Tri-State's claim was denied by GSA, the agency responsible for auditing government transportation vouchers. See 31 U.S.C. Sec. 3726. Tri-State then appealed to our Office pursuant to 31 U.S.C. Sec. 3726(g)(1). A similar pattern has been followed with respect to the other three GBL's.

The dispute between Tri-State and the Army concerns the meaning of the phrase "Full Carrier Liability" as it appears on these GBL's. According to the carrier, the phrase means that the government elected to declare these shipments at full value, thereby increasing the carrier's potential liability in the event of damage or loss to the articles shipped.

The Army argues that if it had wanted to declare a value higher than the standard released value, it would have stated a specific dollar figure on the GBL. In this regard, the Army points out that Tri-State's own Tariff 100-A, item 856, provides that a released valuation in excess of $2.50 per pound must be specifically and prominently shown on the shipping document by a total release value in dollars and cents.

Discussion

Generally, there is not an exact form for releasing a shipment to a certain value, such as a value "not exceeding $2.50 per pound;" the carrier only needs to be reasonably apprised of the shipper's intentions. See B-147576, June 1, 1962. Thus, a notation on a GBL stating that the released value of each article in a shipment of vehicles not exceed "$2.50 (or $1.75) per pound per article" was held to be sufficient to increase the released value of each vehicle from the default released value of $20,000.00, to $2.50 per pound multiplied by the weight of each vehicle. Tri-State Motor Transit Company, B-254378.2, et al., July 5, 1995.

Although the Army insists that it never intended to request excess values on the shipments involved here, the notation "Full Carrier Liability" on a GBL does indicate a contrary intention. However, this notation by itself is not sufficient to invoke the excess value provisions in this instance. Construing the GBL together with the other parts of the contract of carriage, the shipper was required to state a specific value on the GBL, as it did in B-254378.2, et al., if it wished to declare a value higher than the released value. Without such a statement of value on the GBL, the carrier lacked the information needed to determine its potential liability for the shipment or to assess a proper excess value charge.

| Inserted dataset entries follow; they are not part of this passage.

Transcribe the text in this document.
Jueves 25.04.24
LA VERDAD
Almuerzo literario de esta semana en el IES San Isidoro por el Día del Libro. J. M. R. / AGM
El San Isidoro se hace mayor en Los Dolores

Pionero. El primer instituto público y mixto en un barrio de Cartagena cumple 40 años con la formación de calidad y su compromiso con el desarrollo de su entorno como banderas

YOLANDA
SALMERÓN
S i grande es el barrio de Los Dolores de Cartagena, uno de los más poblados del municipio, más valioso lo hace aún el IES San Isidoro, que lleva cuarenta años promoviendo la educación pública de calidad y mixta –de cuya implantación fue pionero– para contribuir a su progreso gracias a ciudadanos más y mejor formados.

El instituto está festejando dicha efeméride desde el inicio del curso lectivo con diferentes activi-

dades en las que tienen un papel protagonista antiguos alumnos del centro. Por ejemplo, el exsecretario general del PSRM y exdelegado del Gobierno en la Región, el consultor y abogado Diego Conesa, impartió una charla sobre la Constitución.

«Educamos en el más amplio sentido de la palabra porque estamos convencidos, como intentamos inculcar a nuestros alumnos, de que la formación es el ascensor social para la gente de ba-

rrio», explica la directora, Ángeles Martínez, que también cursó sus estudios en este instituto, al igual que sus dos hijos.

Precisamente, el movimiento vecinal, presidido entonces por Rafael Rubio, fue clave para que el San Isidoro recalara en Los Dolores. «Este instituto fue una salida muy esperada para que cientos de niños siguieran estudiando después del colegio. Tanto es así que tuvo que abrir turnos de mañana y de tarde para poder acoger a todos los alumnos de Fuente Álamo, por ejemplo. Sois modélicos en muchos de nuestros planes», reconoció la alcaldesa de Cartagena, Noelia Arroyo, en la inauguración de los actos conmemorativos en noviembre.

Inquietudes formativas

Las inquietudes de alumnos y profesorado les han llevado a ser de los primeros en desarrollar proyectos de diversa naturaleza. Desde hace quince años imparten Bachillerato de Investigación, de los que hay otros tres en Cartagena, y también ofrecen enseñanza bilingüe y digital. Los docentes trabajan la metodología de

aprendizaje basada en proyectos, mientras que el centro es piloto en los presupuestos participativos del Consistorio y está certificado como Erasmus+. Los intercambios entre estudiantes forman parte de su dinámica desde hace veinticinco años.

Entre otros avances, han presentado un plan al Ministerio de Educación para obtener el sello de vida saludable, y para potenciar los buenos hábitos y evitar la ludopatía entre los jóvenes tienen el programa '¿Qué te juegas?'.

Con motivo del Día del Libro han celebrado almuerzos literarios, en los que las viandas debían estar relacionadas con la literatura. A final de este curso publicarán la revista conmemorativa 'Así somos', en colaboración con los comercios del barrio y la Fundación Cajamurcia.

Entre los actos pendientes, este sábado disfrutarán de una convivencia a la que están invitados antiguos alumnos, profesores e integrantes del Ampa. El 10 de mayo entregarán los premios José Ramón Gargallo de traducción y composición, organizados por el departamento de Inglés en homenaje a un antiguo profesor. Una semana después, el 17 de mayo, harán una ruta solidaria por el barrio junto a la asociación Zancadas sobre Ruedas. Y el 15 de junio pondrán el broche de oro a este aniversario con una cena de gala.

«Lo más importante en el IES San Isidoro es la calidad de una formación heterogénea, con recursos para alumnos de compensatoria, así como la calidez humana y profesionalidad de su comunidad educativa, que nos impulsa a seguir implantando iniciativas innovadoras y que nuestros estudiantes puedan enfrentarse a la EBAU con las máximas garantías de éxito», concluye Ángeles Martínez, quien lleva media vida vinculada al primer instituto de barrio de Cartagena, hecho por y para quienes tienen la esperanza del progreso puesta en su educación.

Instead of seeking clarification from the Army as to the value it wished to declare on each of these shipments, Tri-State accepted the shipments and billed the Army at its base rate. Much later, after the shipment had been safely delivered without loss or damage, Tri-State sought additional charges on the theory that if loss or damage had occurred it would have been liable for the full value without regard to the default limitation. Since Tri-State had an obligation to determine any specific excess value that Army placed on these shipments before accepting them (Starflight Inc., B-213773, July 23, 1984, 84-2 CPD para. 150), it must bear the consequences of the ambiguity caused by the Army's failure to do so. Accordingly, Tri-State is obligated to honor the charges it billed for its services.

GSA's disallowances are sustained.

/s/
Seymour Efros
for Robert P. Murphy
General Counsel

1. The shipments contained Class A Explosives or inert missiles shipped as Freight All Kinds.

2. See 41 C.F.R. Sec. 101-41.302-3 and Item 190 of the Military Traffic Management Command's Freight Traffic Rules, Publication 1A.

3. With regard to this GBL and GBL D-1,265,219, Tri-State also claimed additional amounts based on its contention that the commodities shipped under these 1991 shipments had been assigned unique commodity codes. An October 1992 amendment to MFTRP 1A discontinued the practice of shipping unique commodity code shipments as Freight All Kinds like these two shipments were. The amendment was retroactive to 1990. In Tri-State Motor Transit Company, B-255630, et al., Aug. 18, 1994, we held that the amendment cannot be applied retroactively to allow a carrier higher rates for shipments initiated prior to the amendment. We see no reason to alter our position.